Di seguito elenchiamo alcune delle attività umane che hanno incentivato e globalizzato la diffusione di malattie, e impegnato l’uomo a scoprire nuove fonti profilattiche. A) Irrigazione: nel XX secolo le terre irrigate si sono quintuplicate. Questa trasformazione è stata una vera festa per vermi e zanzare, spesso vettori di batteri e virus: malaria, schistosomiasi, oncocercosi, filariasi, per fare qualche esempio più noto. Gli specialisti sanno che tutte le malattie tropicali sono trasmissibili per via irrigua. Gli epidemiologi fanno spesso riferimento al caso Egitto. Dopo l’innalzamento della diga di Assuan (1934) i sistemi di irrigazione furono migliorati e resi estensivi, così nel 1942, mentre le truppe tedesche invadevano il paese da ovest, il Plasmodium falciparum, detto anche portatore della malaria maligna, lo invase da sud, moltiplicandosi esponenzialmente per via irrigua. Morino 130 mila egiziani. Il personale della Rockfeller Foundation eliminò la zanzara nel 1944-45.
B) Trasporti: macchine e mezzi di locomozione diffondono più velocemente virus e vettori di infezioni. L’Anophles gambie, zanzara efficientissima nella trasmissione della malaria, arrivò dall’Africa in Brasile per via aerea, cioè trasvolando l’oceano in un aereo nel 1930.
C) Movimenti degli uomini: i movimenti militari alla fine della grande guerra, trasformarono l’influenza in una pandemia globale (spagnola).
D) Turbativa dei tropici: nella Tanzania nordorientale il controllo coloniale esercitato dalla Germania sconvolse il tessuto sociale. I tedeschi ridussero notevolmente i redditi dei proprietari ricchi che smisero di dar da mangiare ai poveri nei periodi di siccità (questi ripagavano la generosità prestando lavori servili).
La fame costrinse molti a emigrare e, come accade in questi casi, la popolazione rimasta era troppo poca e poco motivata per tenere a bada la foresta e continuare a incendiarla (si chiamano incendi utili) per contrastare la mosca tze tze. Dunque, la tripanosomiasi (il protozoo che causa la malattia del sonno) imperversò causando la morte di uomini e animali.
Oggi molti sconvolgimenti dell’ecologia tropicale (e i tanti viaggiatori che vogliano viaggiare per provare emozioni diverse) stanno dando il via libera a parecchie infezioni: la febbre emorragica, detta dengue, fece la comparsa nel Sudest asiatico negli anni ‘40. Il virus Ebola si registrò nello Zaire nel 1960.
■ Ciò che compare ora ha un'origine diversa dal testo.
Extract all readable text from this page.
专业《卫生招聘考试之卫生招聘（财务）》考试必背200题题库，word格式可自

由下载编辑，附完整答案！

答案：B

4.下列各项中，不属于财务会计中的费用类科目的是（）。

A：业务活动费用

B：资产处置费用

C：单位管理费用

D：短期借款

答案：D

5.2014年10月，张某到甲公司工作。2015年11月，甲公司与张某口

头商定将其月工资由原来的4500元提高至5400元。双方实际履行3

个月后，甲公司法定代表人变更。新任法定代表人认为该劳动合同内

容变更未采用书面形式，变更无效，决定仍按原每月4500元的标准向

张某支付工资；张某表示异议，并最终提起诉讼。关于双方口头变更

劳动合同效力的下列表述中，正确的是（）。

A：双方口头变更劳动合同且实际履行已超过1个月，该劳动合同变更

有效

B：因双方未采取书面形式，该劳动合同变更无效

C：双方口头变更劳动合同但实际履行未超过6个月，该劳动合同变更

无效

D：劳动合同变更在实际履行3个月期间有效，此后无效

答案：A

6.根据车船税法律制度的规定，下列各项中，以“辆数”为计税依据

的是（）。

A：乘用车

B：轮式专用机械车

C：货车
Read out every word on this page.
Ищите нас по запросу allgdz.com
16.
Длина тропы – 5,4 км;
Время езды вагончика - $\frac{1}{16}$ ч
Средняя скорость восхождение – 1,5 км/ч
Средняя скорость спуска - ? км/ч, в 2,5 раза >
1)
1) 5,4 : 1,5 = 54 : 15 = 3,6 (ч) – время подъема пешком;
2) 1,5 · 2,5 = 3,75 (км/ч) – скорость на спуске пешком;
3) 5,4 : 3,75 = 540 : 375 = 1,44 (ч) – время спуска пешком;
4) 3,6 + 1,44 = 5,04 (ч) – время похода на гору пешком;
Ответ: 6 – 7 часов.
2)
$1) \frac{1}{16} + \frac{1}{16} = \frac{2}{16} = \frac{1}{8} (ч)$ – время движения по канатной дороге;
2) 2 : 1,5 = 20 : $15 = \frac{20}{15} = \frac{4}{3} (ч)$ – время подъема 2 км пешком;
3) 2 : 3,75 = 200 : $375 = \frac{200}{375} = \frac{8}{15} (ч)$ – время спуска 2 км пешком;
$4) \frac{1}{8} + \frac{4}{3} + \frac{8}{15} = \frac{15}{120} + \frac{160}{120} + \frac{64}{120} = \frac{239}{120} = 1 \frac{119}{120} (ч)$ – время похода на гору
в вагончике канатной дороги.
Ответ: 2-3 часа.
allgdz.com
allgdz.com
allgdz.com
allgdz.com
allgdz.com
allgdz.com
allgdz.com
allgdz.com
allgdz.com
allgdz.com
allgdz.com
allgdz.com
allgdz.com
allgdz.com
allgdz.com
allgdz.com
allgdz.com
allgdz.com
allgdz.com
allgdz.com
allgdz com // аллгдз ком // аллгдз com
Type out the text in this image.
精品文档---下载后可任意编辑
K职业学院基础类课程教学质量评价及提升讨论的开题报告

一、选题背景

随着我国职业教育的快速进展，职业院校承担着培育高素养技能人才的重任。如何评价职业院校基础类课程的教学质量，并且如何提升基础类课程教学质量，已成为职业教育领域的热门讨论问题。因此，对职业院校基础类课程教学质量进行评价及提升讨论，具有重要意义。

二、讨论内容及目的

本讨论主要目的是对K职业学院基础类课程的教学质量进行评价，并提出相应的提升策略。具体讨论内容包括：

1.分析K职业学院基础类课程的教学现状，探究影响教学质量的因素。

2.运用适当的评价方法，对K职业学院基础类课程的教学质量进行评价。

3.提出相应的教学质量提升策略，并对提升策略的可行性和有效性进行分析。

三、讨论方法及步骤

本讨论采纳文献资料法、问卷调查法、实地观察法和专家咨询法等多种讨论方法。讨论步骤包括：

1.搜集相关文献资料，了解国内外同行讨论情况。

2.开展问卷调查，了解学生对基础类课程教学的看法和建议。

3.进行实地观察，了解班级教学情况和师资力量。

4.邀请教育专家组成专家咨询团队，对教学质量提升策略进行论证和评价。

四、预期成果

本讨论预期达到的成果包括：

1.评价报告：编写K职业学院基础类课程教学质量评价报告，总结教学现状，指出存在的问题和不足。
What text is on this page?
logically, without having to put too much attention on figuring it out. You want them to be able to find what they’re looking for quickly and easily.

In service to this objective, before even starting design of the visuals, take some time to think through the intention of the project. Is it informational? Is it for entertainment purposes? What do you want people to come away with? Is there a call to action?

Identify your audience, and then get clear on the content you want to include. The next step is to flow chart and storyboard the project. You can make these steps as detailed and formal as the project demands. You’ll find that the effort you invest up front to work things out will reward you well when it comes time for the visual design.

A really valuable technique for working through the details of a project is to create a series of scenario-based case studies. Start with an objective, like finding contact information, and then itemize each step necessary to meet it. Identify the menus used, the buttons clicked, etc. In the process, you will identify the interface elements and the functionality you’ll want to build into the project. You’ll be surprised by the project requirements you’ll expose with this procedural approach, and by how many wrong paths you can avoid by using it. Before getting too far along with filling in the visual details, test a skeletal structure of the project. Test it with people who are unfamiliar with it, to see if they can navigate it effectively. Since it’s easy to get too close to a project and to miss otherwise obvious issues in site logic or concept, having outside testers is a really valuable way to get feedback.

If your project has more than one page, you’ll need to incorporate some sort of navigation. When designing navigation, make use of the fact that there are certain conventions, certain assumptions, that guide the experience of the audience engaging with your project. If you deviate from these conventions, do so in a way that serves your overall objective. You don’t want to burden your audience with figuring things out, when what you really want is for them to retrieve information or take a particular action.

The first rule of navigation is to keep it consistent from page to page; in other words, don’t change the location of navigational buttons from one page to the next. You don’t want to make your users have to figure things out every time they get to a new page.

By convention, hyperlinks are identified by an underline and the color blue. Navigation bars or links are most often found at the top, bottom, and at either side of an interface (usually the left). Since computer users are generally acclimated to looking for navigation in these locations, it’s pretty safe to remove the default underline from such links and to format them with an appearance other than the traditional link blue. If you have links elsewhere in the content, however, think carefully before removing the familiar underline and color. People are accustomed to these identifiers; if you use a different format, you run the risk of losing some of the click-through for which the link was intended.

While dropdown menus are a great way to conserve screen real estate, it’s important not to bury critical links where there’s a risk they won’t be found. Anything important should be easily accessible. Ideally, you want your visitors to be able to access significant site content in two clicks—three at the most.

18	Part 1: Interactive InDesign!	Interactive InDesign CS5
L’Aids, responsabile di 2,5 milioni di morti, tanto da essere considerato al quinto posto tra le cause di morte, pare derivare dall’incremento dell’attività economica nelle foreste tropicali. Proverrebbe infatti dallo scimpanzè dell’Africa e avrebbe trovato ospitalità in un uomo intorno al 1959. Dopo aver vivacchiato in Africa centrale, alla fine degli anni ’70, l’infezione sarebbe esplosa, anche in seguito alla guerra angolana e ai frenetici spostamenti in massa delle truppe, alla migrazione della forza lavoro.
E) Urbanizzazione. Nelle campagne, nei villaggi, le epidemie si spegnevano da sole (dopo aver ammazzato gran parte degli abitanti), proprio perché, vista la difficoltà di spostamento, era difficile il passaggio da villaggio a villaggio. Paradossalmente, le migliori condizioni di salute, dovute all’uso di vaccinazione antibiotici, hanno portato molte persone a emigrare, occupando così le città e urbanizzandola in modo intensivo e estensivo. La densità della popolazione per mq significava, per virus e batteri, più corpi da poter invadere.
Si potrebbe continuare all’infinito e di volta in volta ci chiederemo se i costi del progresso non siano così dolorosi da farci desistere da ogni sforzo nella conoscenza e cercare di fare meno danno possibile muovendosi e pensando il meno possibile. La questione si riduce al fine al bicchiere mezzo pieno e mezzo vuoto. Un’ecologista radicale direbbe che è vuoto, una scientista che è pieno. Uno scienziato moderno ci fornirebbe la misura e poi direbbe: a voi la scelta e l’azione. È importante comunque sapere che anche la non scelta non ci libera da rischi.